Enter a title and a description for the EPIC data upload
Click the Bulk link (next to the Add Member + button) to display a field where you can enter multiple HuBMAP IDs or UUIDs for datasets in a comma-separated list (Fig 5C):

Figure 5C:

These datasets will be associated with the EPIC

Click the Submit button (shown in Fig. 5B, above)

A HuBMAP ID and Globus directory will be created for the upload.

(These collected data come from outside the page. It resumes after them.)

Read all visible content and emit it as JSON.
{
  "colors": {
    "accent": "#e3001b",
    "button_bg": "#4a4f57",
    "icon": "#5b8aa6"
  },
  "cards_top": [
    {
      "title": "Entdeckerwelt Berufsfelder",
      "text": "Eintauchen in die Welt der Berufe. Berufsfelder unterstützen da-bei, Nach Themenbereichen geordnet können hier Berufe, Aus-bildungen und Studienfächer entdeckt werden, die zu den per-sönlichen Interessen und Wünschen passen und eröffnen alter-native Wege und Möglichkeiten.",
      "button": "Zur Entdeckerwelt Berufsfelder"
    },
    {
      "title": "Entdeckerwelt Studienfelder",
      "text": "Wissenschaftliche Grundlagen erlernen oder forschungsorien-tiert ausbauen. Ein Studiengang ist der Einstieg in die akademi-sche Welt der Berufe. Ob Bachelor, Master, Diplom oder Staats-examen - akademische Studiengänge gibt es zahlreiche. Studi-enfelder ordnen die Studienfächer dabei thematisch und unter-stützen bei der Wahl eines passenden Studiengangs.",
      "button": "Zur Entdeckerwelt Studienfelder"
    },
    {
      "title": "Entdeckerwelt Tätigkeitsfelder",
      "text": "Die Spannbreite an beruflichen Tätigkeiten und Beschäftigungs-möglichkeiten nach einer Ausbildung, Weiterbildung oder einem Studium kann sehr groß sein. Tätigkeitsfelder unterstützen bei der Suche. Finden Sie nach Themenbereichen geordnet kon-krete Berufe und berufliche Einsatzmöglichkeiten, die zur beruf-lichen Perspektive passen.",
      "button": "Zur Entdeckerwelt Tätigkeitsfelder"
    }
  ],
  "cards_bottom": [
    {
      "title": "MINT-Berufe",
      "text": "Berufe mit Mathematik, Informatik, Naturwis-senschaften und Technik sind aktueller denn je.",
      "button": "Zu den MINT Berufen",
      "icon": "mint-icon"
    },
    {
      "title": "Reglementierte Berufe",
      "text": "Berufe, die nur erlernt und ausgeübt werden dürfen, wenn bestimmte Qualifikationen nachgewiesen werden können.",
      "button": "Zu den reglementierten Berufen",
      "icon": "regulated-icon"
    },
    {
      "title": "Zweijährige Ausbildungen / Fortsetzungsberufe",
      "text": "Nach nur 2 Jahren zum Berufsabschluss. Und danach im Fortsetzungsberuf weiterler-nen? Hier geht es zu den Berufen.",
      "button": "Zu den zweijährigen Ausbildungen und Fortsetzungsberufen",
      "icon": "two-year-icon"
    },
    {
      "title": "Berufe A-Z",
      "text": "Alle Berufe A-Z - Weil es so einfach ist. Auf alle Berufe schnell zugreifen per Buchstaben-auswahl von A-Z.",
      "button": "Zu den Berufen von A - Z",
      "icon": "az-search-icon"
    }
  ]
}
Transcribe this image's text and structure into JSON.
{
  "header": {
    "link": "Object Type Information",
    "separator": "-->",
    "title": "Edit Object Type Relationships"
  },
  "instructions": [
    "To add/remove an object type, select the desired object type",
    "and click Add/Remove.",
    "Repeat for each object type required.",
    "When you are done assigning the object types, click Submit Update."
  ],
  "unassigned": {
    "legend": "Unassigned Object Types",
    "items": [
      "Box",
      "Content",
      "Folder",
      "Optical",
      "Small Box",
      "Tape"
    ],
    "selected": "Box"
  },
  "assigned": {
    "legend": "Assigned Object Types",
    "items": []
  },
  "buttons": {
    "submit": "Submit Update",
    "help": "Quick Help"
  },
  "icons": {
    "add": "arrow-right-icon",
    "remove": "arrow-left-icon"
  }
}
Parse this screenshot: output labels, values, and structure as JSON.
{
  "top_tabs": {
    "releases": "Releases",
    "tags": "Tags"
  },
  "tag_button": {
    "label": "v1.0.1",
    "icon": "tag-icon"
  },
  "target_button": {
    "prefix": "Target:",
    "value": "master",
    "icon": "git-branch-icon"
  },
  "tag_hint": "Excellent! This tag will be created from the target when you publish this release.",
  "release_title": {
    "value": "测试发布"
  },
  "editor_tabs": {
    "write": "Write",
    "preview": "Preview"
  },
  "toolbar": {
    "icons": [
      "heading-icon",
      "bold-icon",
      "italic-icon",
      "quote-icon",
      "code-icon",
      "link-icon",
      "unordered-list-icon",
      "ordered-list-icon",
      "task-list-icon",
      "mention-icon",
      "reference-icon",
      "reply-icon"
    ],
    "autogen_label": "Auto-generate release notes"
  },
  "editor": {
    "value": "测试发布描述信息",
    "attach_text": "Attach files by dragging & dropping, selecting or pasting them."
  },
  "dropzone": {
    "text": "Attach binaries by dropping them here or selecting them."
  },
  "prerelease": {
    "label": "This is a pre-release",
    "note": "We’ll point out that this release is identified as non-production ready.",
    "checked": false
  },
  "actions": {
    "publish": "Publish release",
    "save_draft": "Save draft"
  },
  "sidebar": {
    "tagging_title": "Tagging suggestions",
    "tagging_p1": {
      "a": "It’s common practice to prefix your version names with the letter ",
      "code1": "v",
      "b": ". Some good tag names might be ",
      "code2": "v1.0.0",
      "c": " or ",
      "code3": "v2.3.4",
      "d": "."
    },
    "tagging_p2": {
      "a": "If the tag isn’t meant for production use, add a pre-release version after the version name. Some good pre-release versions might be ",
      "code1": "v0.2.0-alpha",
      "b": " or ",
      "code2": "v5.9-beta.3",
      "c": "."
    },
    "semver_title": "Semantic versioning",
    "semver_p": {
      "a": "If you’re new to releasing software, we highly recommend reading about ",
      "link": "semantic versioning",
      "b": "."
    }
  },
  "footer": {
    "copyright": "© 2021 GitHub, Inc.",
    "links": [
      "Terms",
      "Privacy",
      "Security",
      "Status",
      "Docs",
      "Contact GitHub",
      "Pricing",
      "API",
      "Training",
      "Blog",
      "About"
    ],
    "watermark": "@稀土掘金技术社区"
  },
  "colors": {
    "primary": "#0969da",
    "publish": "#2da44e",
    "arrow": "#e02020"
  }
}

For more information on registering data via the Ingest UI, see Data Submission Guide - registering data.

Minimum Upload Requirements

Like non-EPIC data uploads, EPICs have file requirements for successful data submission (Fig 6):

An assay metadata file titled “metadata.tsv”
- A list of currently-supported epics can be found here.
A contributors metadata file titled “contributors.tsv”
- The contributors metadata template can be found here.
Note: The “metadata.tsv” and “contributors.tsv” files should be validated using the Metadata Spreadsheet Validator.
Data files required by the EPIC’s directory schema.
- A list of currently-supported epics can be found here.
- Each EPIC dataset should have a corresponding subdirectory containing all the files in the directory schema.
- Each row of the metadata file should reference one of these subdirectories via the data_path field.

Figure 6: Reqired Metadata, Contributor, and Data files (and directories) for EPIC datasets.